Предмет философии не нуждается во внешних двигателях-интеллигенциях, он сам как истинная интеллигенция раскрывает свои определения, образуя себя самого, и этот процесс завершается формированием системы знания как такового. Дух свидетельствует о себе уже не в форме веры, где Бог по благодати своей открывает себя человеку, а в форме чистой разумной мысли. Тем самым час религиозных и метафизических метафор пробил, философия как любовь к знанию стала знанием знания, наукоучением. Для русской философской мысли усвоение этой формы знания — первейшая задача, хотя и не окончательная (я имею в виду гегелевскую систему как более развитую). Однако крайне необходимо нам самоутвердиться в форме трансцендентального, то есть всеобщего самосознания, поскольку в этой форме впервые преодолевается разрыв между бесконечным содержанием сознания и конечной формой самосознания, между сущностью и существованием, между верой и рассудком. В связи с этим возникает вопрос: каким образом простой смертный, находящийся в постоянной диалектике сознания и самосознания, «в разладе с целым миром и самим собой», по словам Григория Назианзина, может достичь этой цели и тем самым стать единым, целостным человеком, сущность которого совпадет с его существованием? Каким образом Я из вне-себя-бытия, из экстатического состояния, по выражению Шеллинга, может вернуться к своему истинному бытию, к Я как таковому? Способом «скачка», путём трансцендентальной абстракции или, к примеру, по платоновскому «Не геометр, да не войдёт»? Согласно Фихте, если рассматривать его творческую деятельность в целом, то есть в единстве спекулятивно-теоретического, морально-практического и историософско-религиозного аспектов, путь восхождения к чистому мышлению, к мышлению «без примеси представлений», то есть к действующей в себе самой разумной субстанции, предполагает одновременное развитие религиозного сознания и философского способа мышления. «Не просветлив своего дела в свете религии», в царство всеобщего понимания войти просто невозможно.

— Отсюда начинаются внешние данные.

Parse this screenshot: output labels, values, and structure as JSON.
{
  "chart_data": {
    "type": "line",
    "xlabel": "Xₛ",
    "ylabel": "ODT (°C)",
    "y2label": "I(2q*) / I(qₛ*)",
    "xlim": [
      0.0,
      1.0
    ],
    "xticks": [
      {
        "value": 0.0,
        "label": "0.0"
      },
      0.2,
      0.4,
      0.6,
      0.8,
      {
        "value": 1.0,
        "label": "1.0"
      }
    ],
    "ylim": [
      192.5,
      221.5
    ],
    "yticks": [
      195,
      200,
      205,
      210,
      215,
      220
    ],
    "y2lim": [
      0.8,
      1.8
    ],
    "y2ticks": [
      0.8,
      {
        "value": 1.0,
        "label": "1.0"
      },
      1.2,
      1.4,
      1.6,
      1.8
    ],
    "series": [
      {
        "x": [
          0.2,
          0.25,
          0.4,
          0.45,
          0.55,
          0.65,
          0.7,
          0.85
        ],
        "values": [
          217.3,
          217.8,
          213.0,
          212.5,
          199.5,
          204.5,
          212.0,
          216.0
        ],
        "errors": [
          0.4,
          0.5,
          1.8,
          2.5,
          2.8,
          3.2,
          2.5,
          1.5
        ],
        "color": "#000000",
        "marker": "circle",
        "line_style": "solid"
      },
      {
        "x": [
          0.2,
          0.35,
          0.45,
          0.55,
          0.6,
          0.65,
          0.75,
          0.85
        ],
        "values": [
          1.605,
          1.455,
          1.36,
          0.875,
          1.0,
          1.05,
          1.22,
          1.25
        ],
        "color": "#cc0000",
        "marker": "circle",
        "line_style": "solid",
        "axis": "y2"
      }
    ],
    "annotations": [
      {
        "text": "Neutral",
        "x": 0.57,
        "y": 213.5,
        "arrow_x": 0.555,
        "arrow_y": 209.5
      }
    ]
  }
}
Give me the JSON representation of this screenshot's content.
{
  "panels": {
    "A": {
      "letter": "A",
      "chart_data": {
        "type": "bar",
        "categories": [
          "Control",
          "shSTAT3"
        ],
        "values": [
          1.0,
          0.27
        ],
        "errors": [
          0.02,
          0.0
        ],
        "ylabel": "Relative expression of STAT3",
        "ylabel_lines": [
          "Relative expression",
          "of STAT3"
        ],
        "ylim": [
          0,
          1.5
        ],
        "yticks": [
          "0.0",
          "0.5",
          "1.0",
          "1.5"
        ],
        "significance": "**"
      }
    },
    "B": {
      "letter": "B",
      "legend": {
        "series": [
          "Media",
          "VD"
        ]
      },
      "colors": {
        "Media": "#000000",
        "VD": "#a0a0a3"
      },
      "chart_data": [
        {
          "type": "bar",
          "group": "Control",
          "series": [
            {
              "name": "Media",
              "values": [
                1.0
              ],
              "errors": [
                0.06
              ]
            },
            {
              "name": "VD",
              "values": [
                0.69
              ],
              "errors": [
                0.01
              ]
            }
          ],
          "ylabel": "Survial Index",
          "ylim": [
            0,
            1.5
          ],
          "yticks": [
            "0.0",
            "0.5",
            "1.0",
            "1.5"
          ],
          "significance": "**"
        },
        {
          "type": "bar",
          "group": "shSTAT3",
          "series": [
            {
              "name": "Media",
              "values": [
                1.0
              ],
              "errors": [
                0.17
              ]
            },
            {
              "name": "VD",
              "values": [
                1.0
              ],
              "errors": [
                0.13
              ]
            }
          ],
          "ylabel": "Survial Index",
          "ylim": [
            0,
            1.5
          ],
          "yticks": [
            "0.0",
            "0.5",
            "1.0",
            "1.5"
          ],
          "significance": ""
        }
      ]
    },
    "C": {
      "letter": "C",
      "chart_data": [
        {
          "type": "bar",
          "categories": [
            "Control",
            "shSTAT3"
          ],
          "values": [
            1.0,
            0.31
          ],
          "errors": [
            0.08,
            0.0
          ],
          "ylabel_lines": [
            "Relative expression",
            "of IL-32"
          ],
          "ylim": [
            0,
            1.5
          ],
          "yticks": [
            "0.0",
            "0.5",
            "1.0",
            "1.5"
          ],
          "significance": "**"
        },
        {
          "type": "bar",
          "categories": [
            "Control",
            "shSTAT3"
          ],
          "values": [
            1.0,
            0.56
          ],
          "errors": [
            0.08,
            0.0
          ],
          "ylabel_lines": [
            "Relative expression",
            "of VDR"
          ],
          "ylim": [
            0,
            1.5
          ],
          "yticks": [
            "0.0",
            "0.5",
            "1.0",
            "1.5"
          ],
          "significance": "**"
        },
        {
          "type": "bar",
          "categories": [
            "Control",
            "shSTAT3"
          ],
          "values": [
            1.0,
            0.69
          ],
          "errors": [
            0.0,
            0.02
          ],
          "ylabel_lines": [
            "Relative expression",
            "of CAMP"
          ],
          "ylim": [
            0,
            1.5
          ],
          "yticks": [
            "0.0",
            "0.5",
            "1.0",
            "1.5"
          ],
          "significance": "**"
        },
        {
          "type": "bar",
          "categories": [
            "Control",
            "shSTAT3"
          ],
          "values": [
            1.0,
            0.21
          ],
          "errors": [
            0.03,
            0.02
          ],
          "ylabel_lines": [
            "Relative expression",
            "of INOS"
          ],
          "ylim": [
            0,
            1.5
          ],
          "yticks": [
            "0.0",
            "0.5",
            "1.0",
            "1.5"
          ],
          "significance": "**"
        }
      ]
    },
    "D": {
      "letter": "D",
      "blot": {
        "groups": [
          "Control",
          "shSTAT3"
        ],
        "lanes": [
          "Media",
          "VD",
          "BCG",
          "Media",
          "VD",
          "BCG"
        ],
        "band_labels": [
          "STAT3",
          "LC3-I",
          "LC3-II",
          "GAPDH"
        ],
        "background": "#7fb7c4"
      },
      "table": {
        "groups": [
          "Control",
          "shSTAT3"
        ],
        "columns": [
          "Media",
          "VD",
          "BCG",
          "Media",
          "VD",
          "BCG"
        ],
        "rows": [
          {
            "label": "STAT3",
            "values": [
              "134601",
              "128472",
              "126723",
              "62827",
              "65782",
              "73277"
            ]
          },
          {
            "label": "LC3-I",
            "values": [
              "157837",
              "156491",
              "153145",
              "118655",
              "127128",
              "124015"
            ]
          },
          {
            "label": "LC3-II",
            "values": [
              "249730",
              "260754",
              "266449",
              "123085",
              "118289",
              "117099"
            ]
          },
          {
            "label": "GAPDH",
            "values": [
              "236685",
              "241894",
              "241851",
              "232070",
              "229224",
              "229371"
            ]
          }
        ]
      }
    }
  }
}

«И не сообразуйтесь с веком сим,— обращался к римлянам Павел,— но преобразуйтесь обновлением ума вашего, чтобы вам познавать, что есть воля Божия» (Рим. 12:2). Как видно из этого обращения, в недрах христианского вероучения зарождается соответствующий духу этого учения способ мышления, который получит своё развитие в философствующей теологии Фомы Аквинского и Николая Кузанского, в метафизике Рене Декарта и Готфрида Вильгельма Лейбница, в критической философии Иммануила Канта и особенно в наукоучении Иоганна Готлиба Фихте. Именно Фихте впервые уже в конце XVIII столетия осознает необходимость перехода к сознательному формообразованию философской мысли. Он отчетливо понимает, что только через преобразование всей системы философского образования на основе трансцендентального разума или «необходимого способа деятельности интеллигенции» возможно соответствующее обустройство всей жизни человеческого общества. Поэтому он и рассматривает философию как высший способ христианского спасения: «Мы начали философствовать из гордости и через это утратили нашу невинность,— пишет он в августе 1795 году Фридриху-Генриху Якоби,— мы увидели собственную наготу и с тех пор философствуем из нужды ради спасения»16.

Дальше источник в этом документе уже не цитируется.